I'm following Do Carmo's book Differential forms and Applications and I'm working on the following:
Given the $2$-form \begin{align} \omega_{p} = e^{2x-y^{2}}dx \wedge dy - 3x^2z dx \wedge dz + (z^2x-7y)dy\wedge dz \end{align} with $p=(x,y,z)$, and a function $f\colon \mathbb{R}^{3}\rightarrow \mathbb{R}^{3}$ defined by \begin{align*} f(x,y,z) = (xe^{y},z^{2}y-2x,y^{2}e^{z} - 3x), \end{align*} I have to find and simplify $(f^{\ast}\omega)_{p}$.

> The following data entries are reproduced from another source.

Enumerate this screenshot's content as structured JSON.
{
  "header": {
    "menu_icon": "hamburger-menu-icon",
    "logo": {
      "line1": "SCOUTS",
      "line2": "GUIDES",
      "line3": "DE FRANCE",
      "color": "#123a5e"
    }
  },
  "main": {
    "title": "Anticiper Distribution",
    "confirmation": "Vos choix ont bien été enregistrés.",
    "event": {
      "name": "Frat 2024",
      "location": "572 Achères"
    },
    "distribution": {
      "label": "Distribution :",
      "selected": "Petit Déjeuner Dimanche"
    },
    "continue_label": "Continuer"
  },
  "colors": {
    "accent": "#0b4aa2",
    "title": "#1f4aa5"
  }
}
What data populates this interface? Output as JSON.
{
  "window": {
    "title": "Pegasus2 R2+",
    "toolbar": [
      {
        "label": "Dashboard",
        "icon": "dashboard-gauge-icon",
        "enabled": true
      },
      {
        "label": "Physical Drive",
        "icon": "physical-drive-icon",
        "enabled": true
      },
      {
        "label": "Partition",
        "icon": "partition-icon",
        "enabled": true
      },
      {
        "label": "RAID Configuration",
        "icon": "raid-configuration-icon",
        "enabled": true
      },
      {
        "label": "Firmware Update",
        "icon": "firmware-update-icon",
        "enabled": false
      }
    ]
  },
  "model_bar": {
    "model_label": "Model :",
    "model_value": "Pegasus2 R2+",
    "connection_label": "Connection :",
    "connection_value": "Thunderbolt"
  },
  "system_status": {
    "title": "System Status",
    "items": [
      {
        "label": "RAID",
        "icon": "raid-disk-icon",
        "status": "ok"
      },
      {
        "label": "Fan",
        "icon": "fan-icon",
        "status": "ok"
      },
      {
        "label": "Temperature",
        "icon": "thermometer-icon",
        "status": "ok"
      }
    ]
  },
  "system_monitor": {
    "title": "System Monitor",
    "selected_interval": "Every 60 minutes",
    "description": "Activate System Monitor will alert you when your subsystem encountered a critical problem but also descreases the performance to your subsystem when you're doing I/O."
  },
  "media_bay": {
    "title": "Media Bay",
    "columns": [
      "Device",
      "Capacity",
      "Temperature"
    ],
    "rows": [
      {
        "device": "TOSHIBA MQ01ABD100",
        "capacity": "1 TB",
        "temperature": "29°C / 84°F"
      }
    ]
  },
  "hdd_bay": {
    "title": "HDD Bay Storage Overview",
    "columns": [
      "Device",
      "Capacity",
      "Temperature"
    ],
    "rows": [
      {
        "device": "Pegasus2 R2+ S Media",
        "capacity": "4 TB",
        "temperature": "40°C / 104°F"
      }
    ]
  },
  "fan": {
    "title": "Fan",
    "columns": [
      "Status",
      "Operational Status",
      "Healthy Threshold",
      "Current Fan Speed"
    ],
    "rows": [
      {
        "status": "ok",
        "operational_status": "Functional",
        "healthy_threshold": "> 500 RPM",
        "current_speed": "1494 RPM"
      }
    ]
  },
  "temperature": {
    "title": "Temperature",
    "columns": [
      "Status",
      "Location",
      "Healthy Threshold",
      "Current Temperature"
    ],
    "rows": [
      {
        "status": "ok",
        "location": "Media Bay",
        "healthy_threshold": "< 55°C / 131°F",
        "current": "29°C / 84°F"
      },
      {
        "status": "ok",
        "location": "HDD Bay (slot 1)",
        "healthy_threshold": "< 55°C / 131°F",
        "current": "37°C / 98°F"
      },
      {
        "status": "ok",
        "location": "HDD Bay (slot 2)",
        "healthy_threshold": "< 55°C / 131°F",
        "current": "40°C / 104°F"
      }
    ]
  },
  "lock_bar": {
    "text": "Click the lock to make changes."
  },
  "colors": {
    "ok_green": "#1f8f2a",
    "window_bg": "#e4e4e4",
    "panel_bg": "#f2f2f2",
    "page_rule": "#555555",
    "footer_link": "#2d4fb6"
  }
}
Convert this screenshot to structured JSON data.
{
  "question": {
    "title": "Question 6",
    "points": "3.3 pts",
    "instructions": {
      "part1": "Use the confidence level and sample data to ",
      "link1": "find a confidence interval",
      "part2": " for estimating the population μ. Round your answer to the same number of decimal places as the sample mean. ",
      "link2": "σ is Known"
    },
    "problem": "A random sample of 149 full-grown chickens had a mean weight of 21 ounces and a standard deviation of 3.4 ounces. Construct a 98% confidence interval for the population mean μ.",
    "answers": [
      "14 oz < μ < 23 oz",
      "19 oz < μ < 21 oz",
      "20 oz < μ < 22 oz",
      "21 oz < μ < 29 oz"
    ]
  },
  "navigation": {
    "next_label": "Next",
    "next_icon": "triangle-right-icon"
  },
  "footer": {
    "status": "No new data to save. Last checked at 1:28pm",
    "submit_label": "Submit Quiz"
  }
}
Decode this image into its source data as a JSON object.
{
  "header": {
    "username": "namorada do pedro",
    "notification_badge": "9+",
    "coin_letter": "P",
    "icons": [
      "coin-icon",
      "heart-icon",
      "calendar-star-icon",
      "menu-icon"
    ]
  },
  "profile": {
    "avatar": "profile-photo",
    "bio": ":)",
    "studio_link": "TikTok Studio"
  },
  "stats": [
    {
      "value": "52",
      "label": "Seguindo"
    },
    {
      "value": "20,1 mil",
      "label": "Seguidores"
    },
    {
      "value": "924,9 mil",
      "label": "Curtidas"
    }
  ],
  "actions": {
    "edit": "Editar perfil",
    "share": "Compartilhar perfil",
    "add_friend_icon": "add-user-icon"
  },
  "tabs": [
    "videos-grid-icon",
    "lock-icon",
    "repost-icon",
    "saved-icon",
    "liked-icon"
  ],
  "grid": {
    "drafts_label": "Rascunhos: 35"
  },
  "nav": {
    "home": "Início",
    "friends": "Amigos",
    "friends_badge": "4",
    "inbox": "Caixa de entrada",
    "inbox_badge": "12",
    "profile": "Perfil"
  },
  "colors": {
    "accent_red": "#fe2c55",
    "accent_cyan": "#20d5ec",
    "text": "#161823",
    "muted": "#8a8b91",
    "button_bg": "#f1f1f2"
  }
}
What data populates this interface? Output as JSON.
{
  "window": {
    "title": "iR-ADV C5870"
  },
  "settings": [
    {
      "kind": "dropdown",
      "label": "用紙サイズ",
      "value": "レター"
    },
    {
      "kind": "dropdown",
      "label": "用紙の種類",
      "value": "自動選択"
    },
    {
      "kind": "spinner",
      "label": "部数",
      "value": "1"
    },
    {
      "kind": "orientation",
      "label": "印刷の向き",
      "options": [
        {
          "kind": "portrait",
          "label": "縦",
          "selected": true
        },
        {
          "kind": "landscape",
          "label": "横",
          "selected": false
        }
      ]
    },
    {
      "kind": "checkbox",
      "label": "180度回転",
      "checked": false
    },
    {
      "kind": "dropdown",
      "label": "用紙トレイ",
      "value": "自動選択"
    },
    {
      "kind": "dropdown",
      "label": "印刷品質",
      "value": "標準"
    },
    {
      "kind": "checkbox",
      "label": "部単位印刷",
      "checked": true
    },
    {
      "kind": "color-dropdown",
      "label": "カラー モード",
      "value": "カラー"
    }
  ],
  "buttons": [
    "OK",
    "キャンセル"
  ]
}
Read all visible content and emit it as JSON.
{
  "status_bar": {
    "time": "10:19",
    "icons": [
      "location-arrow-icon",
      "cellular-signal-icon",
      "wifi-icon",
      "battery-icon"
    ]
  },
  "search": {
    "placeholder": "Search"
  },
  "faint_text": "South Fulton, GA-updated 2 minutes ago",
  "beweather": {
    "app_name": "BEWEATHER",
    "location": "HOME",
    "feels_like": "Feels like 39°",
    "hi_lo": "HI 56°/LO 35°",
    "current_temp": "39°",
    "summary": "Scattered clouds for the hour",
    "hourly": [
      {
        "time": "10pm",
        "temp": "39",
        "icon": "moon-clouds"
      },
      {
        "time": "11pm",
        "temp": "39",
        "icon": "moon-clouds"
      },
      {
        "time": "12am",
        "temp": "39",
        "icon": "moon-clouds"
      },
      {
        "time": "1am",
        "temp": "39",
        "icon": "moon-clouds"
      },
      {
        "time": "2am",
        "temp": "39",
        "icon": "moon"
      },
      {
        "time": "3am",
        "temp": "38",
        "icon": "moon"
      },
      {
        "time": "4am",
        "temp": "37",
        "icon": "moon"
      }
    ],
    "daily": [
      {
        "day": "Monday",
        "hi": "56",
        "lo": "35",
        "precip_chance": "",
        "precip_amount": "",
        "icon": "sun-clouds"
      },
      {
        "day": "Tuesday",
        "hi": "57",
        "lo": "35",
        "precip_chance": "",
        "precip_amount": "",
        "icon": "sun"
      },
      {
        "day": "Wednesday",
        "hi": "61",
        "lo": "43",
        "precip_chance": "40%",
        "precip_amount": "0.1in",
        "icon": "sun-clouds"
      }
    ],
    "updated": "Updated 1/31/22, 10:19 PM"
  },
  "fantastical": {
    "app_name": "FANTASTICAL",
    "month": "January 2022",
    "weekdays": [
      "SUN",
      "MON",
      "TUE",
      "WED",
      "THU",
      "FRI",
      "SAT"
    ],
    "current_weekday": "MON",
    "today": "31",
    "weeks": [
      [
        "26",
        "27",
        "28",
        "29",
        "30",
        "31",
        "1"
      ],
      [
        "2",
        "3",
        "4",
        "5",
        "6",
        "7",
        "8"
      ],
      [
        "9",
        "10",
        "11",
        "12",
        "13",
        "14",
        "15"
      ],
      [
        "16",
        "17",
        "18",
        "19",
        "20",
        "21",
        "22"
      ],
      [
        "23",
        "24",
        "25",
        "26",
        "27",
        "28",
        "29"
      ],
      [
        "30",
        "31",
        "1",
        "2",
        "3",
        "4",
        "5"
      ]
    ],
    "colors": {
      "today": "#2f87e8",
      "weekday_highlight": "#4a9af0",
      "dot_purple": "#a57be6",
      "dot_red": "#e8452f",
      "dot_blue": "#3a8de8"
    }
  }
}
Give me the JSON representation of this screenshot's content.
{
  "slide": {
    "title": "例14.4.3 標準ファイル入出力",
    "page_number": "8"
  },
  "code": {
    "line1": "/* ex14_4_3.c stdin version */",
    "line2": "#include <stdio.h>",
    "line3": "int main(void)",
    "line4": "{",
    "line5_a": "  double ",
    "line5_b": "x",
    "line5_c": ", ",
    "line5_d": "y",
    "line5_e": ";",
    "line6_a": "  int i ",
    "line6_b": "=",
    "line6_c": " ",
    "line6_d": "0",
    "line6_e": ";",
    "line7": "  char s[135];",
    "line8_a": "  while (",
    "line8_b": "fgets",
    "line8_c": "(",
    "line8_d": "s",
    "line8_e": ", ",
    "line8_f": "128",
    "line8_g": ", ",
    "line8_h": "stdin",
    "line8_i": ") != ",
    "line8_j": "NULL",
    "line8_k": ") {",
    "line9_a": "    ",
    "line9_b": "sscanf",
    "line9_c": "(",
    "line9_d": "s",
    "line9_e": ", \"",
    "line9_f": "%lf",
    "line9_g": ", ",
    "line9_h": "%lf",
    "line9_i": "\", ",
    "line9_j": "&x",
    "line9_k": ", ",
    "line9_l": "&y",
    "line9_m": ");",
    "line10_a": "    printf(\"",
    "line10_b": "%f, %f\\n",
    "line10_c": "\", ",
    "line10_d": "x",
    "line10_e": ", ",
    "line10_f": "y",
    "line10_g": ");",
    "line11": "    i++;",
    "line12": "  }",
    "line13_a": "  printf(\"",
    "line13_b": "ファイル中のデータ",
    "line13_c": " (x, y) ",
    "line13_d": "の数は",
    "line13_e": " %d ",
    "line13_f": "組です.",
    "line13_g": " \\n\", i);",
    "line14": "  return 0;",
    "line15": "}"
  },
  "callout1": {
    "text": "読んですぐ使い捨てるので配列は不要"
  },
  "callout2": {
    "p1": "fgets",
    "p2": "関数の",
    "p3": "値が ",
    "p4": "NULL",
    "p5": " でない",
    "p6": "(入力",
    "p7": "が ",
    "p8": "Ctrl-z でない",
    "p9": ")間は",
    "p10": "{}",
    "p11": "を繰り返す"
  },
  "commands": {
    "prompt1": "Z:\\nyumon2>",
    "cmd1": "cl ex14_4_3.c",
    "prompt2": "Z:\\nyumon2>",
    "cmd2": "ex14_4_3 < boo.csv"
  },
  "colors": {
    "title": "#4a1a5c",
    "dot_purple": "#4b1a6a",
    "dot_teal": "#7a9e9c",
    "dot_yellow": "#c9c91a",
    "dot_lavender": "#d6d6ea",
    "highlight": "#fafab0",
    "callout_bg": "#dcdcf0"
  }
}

Here is my attempt: first, by definition we have that \begin{align*} (f^{\ast}\omega)_{p}(v,u) = \omega_{f(p)}(df_{p}(v),df_{p}(u)), \;\; \forall v,u\in \mathbb{R}^{3}_{p}, \end{align*} where $df_{p}\colon \mathbb{R}^{3}_{p}\rightarrow \mathbb{R}^{3}_{f(p)}$ is the differential of $f$ in $p$. Of course we can express $f$ as $f=(f_1,f_2,f_3)$. Now, if I denote $\beta_{1} = f_1(x,y,z), \beta_{2}=f_{2}(x,y,z), \beta_{3}=f_{3}(x,y,z)$ and replace:
\begin{align} \omega_{f(p)} = e^{2\beta_{1}-\beta_{2}^{2}}(df_{1} \wedge df_{2}) - 3\beta_{1}^2\beta_{3} (df_{1} \wedge df_{3}) + (\beta_{3}^2\beta_{1}-7\beta_{2})(df_{2}\wedge df_{3}). \end{align}
So now I have to find each $df_{i}$, and this is a straightforward computation: \begin{align} df_{1} &= e^{y}dx+ xe^{y}dy\\ df_{2} &= -2dx+z^{2}dy + 2zydz\\ df_{3} &= -3dx+2ye^{z}dy +y^2e^{z}dz \end{align}
Here is my problem, I'm not sure how to compute $df_{1} \wedge df_{2}$, $df_{1} \wedge df_{3}$ and $df_{2}\wedge df_{3}$. In Do Carmo's book he has the following definition:
Let \begin{align} \omega = \sum a_{I}dx_{I}, && I=(i_{1},\dots,i_{k}), && i_{1}<\cdots<i_{k}\\ \varphi = \sum b_{J}dx_{J}, && J=(j_{1},\dots,j_{s}), && j_{1}<\cdots<j_{s} \end{align} By definition \begin{align} \omega \wedge \varphi = \sum_{IJ} a_{I}b_{J} (dx_{I}\wedge dx_{J}) \end{align}
But the indexes confuse me and I don't know how to make these calculations. I would appreciate your help. If I am not being clear on something or you need more details please let me know.